On the one hand, one might be tempted to read this oscillation psychologically, as a kind of fictional representation of the choreography of avoidance and dissociation. In this understanding, these strange shifts of perspective would betoken the protagonist’s own attempt to distance himself from his (ostensibly untenable) suffering—e.g., something to the effect of, “This pain is too much to claim as my own, and yet so monstrously a part of myself that, in order to disavow it, I must disavow myself as well.” And so the protagonist regards himself as a “he” (or, essentially, an “it”), keeping his pain at arm’s length.

On the other hand, one might understand “Talk,” and the perspectival shuttling that characterizes it, as a critique of third-person narration as such. In “Talk,” “he” can transform into “I” (and back again) with such apparent ease only because this “transformation” is, in the end, merely apparent: for behind every omniscient, third-person narrator is the scrambled, autobiographical “I” of its author, and each instance of a “God’s-eye” perspective in literary work is a smoke screen concealing both (a) the fundamental artifice of the fictive act, whereby some higher truth is claimed to arise from the (partial, biased, incomplete) perspective of its individual author; and (b) the impotent yearning for precisely such a “God’s-eye” view to exist in reality. For in reality (the argument continues), there is just a cacophony of isolated, dangling subjectivities, and in literature, the only authentic verisimilitude derives not from an “accurate” record of the thoughts and desires of others, but rather an inward-focused attention to the fractured dynamics of the self.
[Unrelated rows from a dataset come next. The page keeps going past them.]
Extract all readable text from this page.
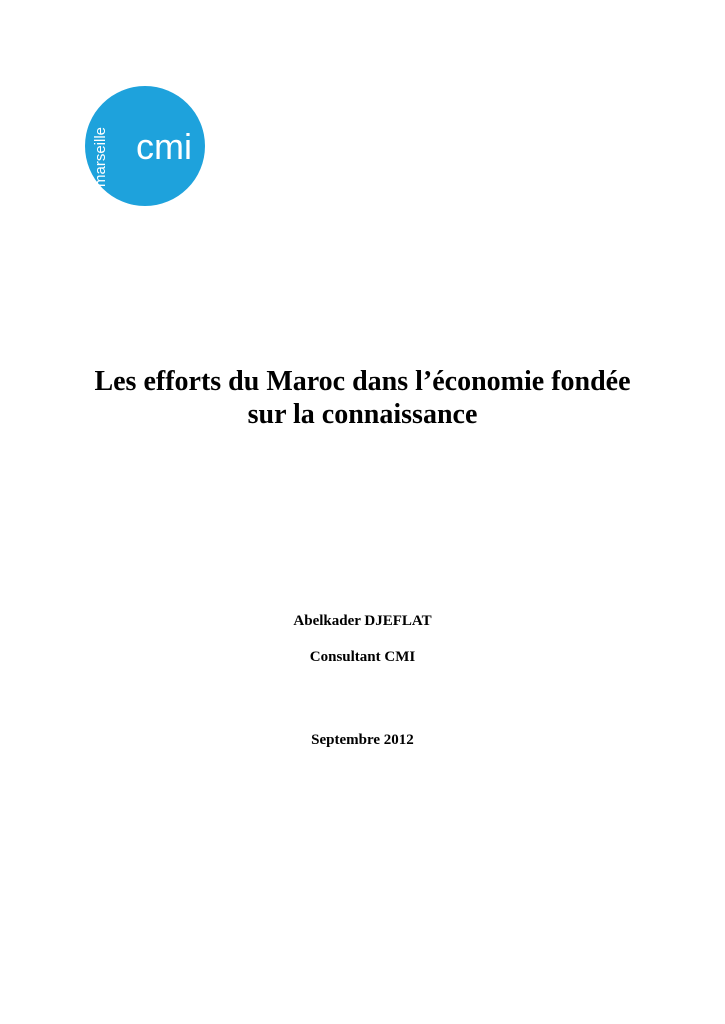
cmi
marseille
Les efforts du Maroc dans l’économie fondée
sur la connaissance

Abelkader DJEFLAT

Consultant CMI

Septembre 2012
But this movement between narrative registers is also in some ways reminiscent of the sudden, perspectival “jump cuts” characteristic of the dreamscape, wherein one moment the dreamer is in the thick of the action, and the next moment is suddenly as if “out of body,” watching the action (and the self) unfold from somewhere off to the side. In the dreamscape, neither the “he” nor the “I” is privileged—no one perspective is the default setting of subjective experience. Rather, it is this fluidity of perspective that makes the dream space so immersive—and so encompassing. In waking life, self-construction is a controlled, curatorial act; we serve as our own lock, laboring with anxious vigilance to ensure that we are not overrun. Not so in the dream world: as we’re tossed back and forth between “he” and “I”, the lock breaks—things rush in. It is only in this constant back and forth, in inhabiting this relational tension, that we are, despite ourselves, properly opened to what’s outside our skin—to what we can, in truth, abide.